At the time of implantation, the seroma cavity is again visualised and ~3–5 mLs of iodinated contrast is instilled into the cavity. A Breast CT/MR Template set is then applied on the breast, dependent on the depth of the cavity in relation to the surface of the breast. It is then securely fixed in situ with its corresponding bridge. From here, needles are then inserted through the breast starting from the deepest plane to the most superficial plane, with the template to ensure parallelity and adequate spacing. Approximately 15–30 needles will be employed such that the entire tumour bed surrounding the seroma cavity is satisfactorily covered. These needles will then be substituted by flexible, hollow 6F OncoSmart (COMFORT™) Catheters.

Upon recovery, the patient is transferred to the CT simulation suite whereby CT‐compatible wires are inserted into the OncoSmart Catheters and 2‐mm axial images are acquired of the breast. The images are transferred to a 3‐D planning software (Oncentra Brachy), which is used to identify and reconstruct the catheters.

The contrast‐enhanced surgical cavity is outlined, and a PTV is generated. This is performed by expanding the margins of the cavity in all six directions (anterior, posterior, superior, inferior, medial and lateral), such that the combined resected and PTV margins equate to 2 cm. A minimum 5‐mm margin expansion for the PTV is mandated even if the resected histopathological margin is ≥15 mm.

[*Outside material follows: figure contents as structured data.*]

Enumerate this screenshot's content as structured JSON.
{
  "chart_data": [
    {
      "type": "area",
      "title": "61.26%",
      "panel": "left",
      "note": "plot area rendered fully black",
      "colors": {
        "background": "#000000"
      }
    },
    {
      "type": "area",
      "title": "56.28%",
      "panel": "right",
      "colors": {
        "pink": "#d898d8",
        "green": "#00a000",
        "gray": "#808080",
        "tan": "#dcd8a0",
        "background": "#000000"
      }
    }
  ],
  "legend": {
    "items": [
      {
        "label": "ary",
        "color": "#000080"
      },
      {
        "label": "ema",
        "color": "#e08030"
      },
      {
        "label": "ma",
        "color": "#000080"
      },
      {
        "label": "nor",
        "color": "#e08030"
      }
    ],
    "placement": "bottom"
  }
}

Treatment planning is performed with the aim of encompassing the PTV within the 90% isodose line (Fig. 1). Optimisation of dwell weights to achieve the desired dose distribution is performed using a combination of inverse planning, graphical and manual optimisation. The prescribed reference dose is 22.5 Gy in 3 fractions (7.5 Gy per fraction). The first fraction of treatment is delivered on day 1 and the second and third fractions delivered on the subsequent day (day 2), with an inter‐fraction interval of at least 6 hours.

Figure 1

Reconstructed catheters going through seroma cavity/PTV (dotted red line), with optimisation of dose distribution.

After the final fraction, all catheters will be removed from breast tissue by severing the ends of the catheters individually. Manual pressure will then be applied to the catheter entry and exit wounds to achieve haemostasis and the patient will undergo regular follow‐up for a total of 10 years.

It is hoped that this study will revive interest in the clinical use of MCIB in Australia and New Zealand, as a safe, effective and convenient alternative of delivering adjuvant radiotherapy in the setting of early, node‐negative, hormone receptor‐positive breast cancer.